If we take a graph of the blogosphere, we can visualize who is linked to whom. If we select a specific blog, we can highlight the edges in the graph that link blogs which are a minimum distance from the selected blog. In the following examples, we can see that some bloggers have a very broad reach in either the socio-political subsphere or the technology subsphere. More interesting than this is the case where a blogger acts as a bridge between these to topical areas.
|Om Malik's gigaom blog has clear reach in the technology subsphere. The graph highlights edges that traverse the blogosphere graph to a maximum depth of 3.|
|Malkin's blog has very broad coverage in the socio-political subsphere.|
|Jeff Jarvis is positioned to reach both the technology space and the socio-political space.|
The insight here is that influence is not simply a matter of numbers - the number of people that you can reach and inform, but also the disperssion in to topical areas.
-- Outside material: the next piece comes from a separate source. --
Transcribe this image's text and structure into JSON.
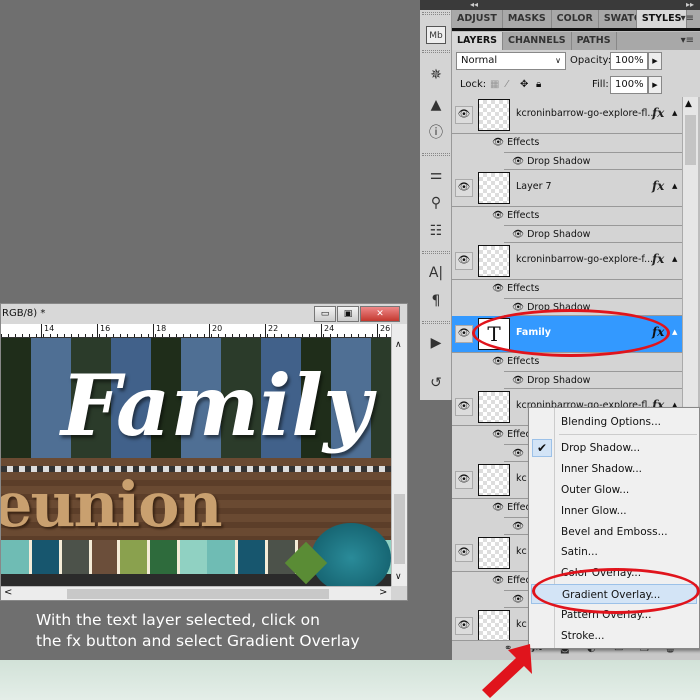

If, like Jarvis, you are positioned to inform both of the two major subspheres of the core, that puts you in a different role than if you are purely of topical influence.
There is an interesting notion here which can be contrasted with one of the themes in Chris Anderson's book 'The Long Tail' (review to come soon). Anderson makes the point that top N lists are pointless as they aggregate counts across genres. In other words, the top 100 singles don't compare apples with apples as they mix different types of music. The correct thing to do, he argues, is to have ranks by genre if at all. We could apply this to the blogosphere and categorize bloggers by topic/genre/intent. However, analysis such as the above suggests that there are bloggers whose appeal truly is comprehensive and thus there really is an A list which transcends topical niches. Once could argue, then, that Jarvis is on this list.